Created By : Jatin Gogia

Reviewed By : Rajasekhar Valipishetty

Last Updated : Apr 06, 2023


HCF Calculator using the Euclid Division Algorithm helps you to find the Highest common factor (HCF) easily for 418, 364, 702, 328 i.e. 2 the largest integer that leaves a remainder zero for all numbers.

HCF of 418, 364, 702, 328 is 2 the largest number which exactly divides all the numbers i.e. where the remainder is zero. Let us get into the working of this example.

Consider we have numbers 418, 364, 702, 328 and we need to find the HCF of these numbers. To do so, we need to choose the largest integer first and then as per Euclid's Division Lemma a = bq + r where 0 ≤ r ≤ b

Highest common factor (HCF) of 418, 364, 702, 328 is 2.

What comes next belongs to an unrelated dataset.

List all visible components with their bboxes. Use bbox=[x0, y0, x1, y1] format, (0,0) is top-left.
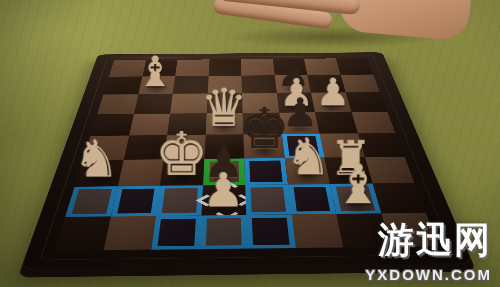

HCF(418, 364, 702, 328) = 2

HCF of 418, 364, 702, 328 using Euclid's algorithm

Highest common factor or Highest common divisor (hcd) can be calculated by Euclid's algotithm.

HCF of:

Highest common factor (HCF) of 418, 364, 702, 328 is 2.

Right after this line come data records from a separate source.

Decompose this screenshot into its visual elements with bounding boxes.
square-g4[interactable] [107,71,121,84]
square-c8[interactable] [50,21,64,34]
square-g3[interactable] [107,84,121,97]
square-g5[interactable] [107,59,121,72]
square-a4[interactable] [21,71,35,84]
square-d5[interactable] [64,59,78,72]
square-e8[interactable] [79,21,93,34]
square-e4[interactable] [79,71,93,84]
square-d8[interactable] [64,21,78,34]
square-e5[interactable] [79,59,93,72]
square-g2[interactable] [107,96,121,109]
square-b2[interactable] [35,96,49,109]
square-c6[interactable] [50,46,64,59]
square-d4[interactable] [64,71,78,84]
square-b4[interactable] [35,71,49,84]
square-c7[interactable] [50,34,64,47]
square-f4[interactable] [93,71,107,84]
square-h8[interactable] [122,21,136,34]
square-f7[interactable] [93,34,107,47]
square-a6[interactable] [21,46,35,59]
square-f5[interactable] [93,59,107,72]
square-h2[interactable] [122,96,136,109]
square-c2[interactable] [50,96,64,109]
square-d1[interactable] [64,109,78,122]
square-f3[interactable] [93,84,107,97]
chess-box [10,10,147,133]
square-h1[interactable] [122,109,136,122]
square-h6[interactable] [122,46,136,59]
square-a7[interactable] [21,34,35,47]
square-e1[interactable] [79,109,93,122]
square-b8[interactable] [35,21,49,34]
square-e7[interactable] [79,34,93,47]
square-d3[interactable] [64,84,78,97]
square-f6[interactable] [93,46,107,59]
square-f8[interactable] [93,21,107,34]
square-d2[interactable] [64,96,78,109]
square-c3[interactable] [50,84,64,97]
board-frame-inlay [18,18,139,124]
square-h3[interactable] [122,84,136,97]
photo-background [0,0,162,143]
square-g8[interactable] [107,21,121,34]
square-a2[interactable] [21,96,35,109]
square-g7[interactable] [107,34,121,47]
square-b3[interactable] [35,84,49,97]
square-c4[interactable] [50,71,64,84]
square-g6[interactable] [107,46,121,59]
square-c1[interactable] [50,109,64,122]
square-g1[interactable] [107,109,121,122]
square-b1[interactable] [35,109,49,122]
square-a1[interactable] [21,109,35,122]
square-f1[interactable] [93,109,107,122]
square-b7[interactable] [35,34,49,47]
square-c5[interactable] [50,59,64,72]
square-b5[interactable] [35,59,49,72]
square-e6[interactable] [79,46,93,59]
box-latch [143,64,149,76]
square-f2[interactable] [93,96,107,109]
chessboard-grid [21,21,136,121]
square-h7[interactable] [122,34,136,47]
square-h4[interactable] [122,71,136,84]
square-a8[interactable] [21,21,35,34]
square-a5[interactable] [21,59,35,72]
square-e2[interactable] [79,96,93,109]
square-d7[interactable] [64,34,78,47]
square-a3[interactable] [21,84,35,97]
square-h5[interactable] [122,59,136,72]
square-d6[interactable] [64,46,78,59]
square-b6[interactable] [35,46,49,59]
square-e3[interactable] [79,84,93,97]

Highest Common Factor of 418,364,702,328 using Euclid's algorithm

Highest Common Factor of 418,364,702,328 is 2

Step 1: Since 418 > 364, we apply the division lemma to 418 and 364, to get

418 = 364 x 1 + 54

Step 2: Since the reminder 364 ≠ 0, we apply division lemma to 54 and 364, to get

364 = 54 x 6 + 40

Step 3: We consider the new divisor 54 and the new remainder 40, and apply the division lemma to get

54 = 40 x 1 + 14

We consider the new divisor 40 and the new remainder 14,and apply the division lemma to get

40 = 14 x 2 + 12

We consider the new divisor 14 and the new remainder 12,and apply the division lemma to get

14 = 12 x 1 + 2

We consider the new divisor 12 and the new remainder 2,and apply the division lemma to get

12 = 2 x 6 + 0

The remainder has now become zero, so our procedure stops. Since the divisor at this stage is 2, the HCF of 418 and 364 is 2

Notice that 2 = HCF(12,2) = HCF(14,12) = HCF(40,14) = HCF(54,40) = HCF(364,54) = HCF(418,364) .


We can take hcf of as 1st numbers and next number as another number to apply in Euclidean lemma

Step 1: Since 702 > 2, we apply the division lemma to 702 and 2, to get

702 = 2 x 351 + 0

The remainder has now become zero, so our procedure stops. Since the divisor at this stage is 2, the HCF of 2 and 702 is 2

Notice that 2 = HCF(702,2) .


We can take hcf of as 1st numbers and next number as another number to apply in Euclidean lemma

Step 1: Since 328 > 2, we apply the division lemma to 328 and 2, to get

328 = 2 x 164 + 0

The remainder has now become zero, so our procedure stops. Since the divisor at this stage is 2, the HCF of 2 and 328 is 2

Notice that 2 = HCF(328,2) .

HCF using Euclid's Algorithm Calculation Examples

Frequently Asked Questions on HCF of 418, 364, 702, 328 using Euclid's Algorithm

1. What is the Euclid division algorithm?

Answer: Euclid's Division Algorithm is a technique to compute the Highest Common Factor (HCF) of given positive integers.

2. what is the HCF of 418, 364, 702, 328?

Answer: HCF of 418, 364, 702, 328 is 2 the largest number that divides all the numbers leaving a remainder zero.

3. How to find HCF of 418, 364, 702, 328 using Euclid's Algorithm?

Answer: For arbitrary numbers 418, 364, 702, 328 apply Euclid’s Division Lemma in succession until you obtain a remainder zero. HCF is the remainder in the last but one step.